When Serena Jaskolka ’20 was a freshman, she didn’t think students could create real change on campus. “I just kind of thought if you were unhappy with something you just had to put up with it for four years, graduate, and get out,” she said.
That idea shifted after she signed up for the SNAP practicum, simply because she needed a one-credit course and it fit into her schedule. In that course, taught by Adam Saltsman, Urban Action Institute executive director and assistant professor of urban studies, she connected with the Hunger Outreach Team, which helps students and others in need sign up for food stamps, among other anti-hunger efforts.
“The Hunger Outreach Team really opened my eyes to the power that students hold here on the campus and our ability that we have to make real change by collaborating with those around us,” she said.

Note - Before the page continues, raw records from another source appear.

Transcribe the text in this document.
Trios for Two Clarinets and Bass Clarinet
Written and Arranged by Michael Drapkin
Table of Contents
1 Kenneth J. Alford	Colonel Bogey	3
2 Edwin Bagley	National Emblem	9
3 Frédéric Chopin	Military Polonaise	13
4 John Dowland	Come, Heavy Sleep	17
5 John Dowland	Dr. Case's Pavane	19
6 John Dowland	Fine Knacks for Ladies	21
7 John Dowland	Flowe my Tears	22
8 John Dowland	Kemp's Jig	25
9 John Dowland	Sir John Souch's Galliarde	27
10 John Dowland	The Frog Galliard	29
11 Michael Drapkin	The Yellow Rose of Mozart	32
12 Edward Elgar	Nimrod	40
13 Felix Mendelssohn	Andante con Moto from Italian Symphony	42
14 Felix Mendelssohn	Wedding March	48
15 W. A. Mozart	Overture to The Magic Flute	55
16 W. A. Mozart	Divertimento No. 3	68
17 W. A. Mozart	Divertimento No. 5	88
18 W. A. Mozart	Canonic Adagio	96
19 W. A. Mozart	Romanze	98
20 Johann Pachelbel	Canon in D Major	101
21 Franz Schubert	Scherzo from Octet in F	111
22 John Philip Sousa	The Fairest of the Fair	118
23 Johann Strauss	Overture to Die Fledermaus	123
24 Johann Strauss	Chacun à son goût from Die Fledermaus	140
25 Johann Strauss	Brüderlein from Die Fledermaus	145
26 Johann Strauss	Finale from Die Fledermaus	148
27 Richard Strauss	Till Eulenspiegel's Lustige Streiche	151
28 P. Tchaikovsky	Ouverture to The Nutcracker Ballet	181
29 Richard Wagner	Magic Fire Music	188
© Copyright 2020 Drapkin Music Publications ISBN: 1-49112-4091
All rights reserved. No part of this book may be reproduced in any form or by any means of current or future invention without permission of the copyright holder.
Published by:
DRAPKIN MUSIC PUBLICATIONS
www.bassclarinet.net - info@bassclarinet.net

Jaskolka’s passion for anti-hunger work grew from that inadvertently fortuitous beginning to include becoming an integral part of a group of students working to open a food pantry on campus.
After two years of persistent advocacy, a food pantry was officially opened on the third floor of the Student Center with a ribbon cutting ceremony on Tuesday, April 9. It is called Thea’s Pantry, to honor of the legacy of Thea Aschkenase, who died March 23 at the age of 95. Aschkenase graduated with a degree in Urban Studies in 2007 when she was in her early 80s, and penned her memoir, Remembering: A Holocaust Survivor Shares Her Life, at the age of 92.
Hunger was something Aschkenase knew only too well. Her whole family, except her mother and her, died in Auschwitz at the hands of the Nazis. “Despite feeling hungry every day and never knowing if they would make it to the next day, they survived,” President Barry M. Maloney said, at the ribbon cutting ceremony. “That one who has borne so much found it within herself to give back to others, helping the hungry, educating school children about the Holocaust, and writing her memoirs, is inspiring to all of us.”
Thea’s Pantry will be open from 1 to 7 p.m. on Tuesdays and Wednesdays in Room 345 in the Student Center and is available to anyone with a WSU One Card. The pantry was a student-driven initiative, Saltsman said. “It wasn’t really on our agenda or lists of things to do, but all these students had come to us and they described that, anecdotally, it was clear that there was a need for such a pantry on campus.”
As a first step, Saltsman and UAI staff assistant Joanne Jaber Gauvin suggested that the students go out and collect data to assess whether food insecurity—a lack of access to affordable, nutritious food—was a real problem on campus.
“We often say that college kids get by on ramen and, well, isn’t that just part of the college experience?” Saltsman said. “No, in fact. Surviving on ramen is not really getting an adequate nutritional diet. You’re hungry, you’re not concentrating, and all this is well documented in the literature.”
A study was conducted on the Worcester State campus of graduate and undergraduate students that found that about a third of the student body experiences either moderate or very strong levels of insecurity. “So, that was an alarm to us and it signaled that the anecdotal evidence that they were coming to us with was real and that we had a real problem on our campus,” he said.
Food insecurity is a problem college campuses nationwide are struggling with, but one that Jaskolka had not been familiar with until after she signed up for that single-credit course.
“With the rising cost of higher education, it really isn’t shocking that so many of our students are struggling with food security. When I first heard it, I was surprised but not in the manner that it was unbelievable, but because I’d never heard it before,” she said. “If 33 percent of my fellow students aren’t eating regularly, like, how have I not noticed this? And how come I haven’t heard about it, and how come nobody I personally know is doing anything about it? So that really motivated me to get more involved.”
Getting Thea’s Pantry off the ground was a sustained, collaborative effort among student organizations and many different departments all over campus. “By opening Thea’s Pantry we’ve created a safe, stigma-free resource where students of all ages can receive support they need while bettering themselves through education,” Jaskolka said. “As a pantry staff member, I’ve seen traditional students, nontraditional students, elder students, the dad who’s just trying to better himself and support his family at the same time. It really is serving the entire community.”
Fran Langille, a former Worcester State staffer who worked closely with Aschkenase on many anti-hunger initiatives, spoke of the positive impact Aschenase’s indomitable spirit had on all who knew her. Fighting back tears because of the still-recent death of her friend, Langille noted how Aschenase had her first pajama party in her 80s during a girlfriends’ getaway, an opportunity she did not have as a teenager experiencing the horrors of war.
“Even after all she had been through, Aschenase evinced an abiding spirit of gratitude, a quality of character that can make us mindful of the many things in our lives we sometimes take for granted,” Maloney said.
“I know that I’m constantly reminded, with all the successes that go on here with the wonderful students and faculty that we have at this institution, that we want to see each one of our students be successful,” he said. “I think Thea’s legacy reminds us that it’s possible—that it’s possible to be a lifelong learner, it’s possible to forget and move on beyond really, really horrific things in one’s life to create success, but that we should remember also to help someone else out along the way.”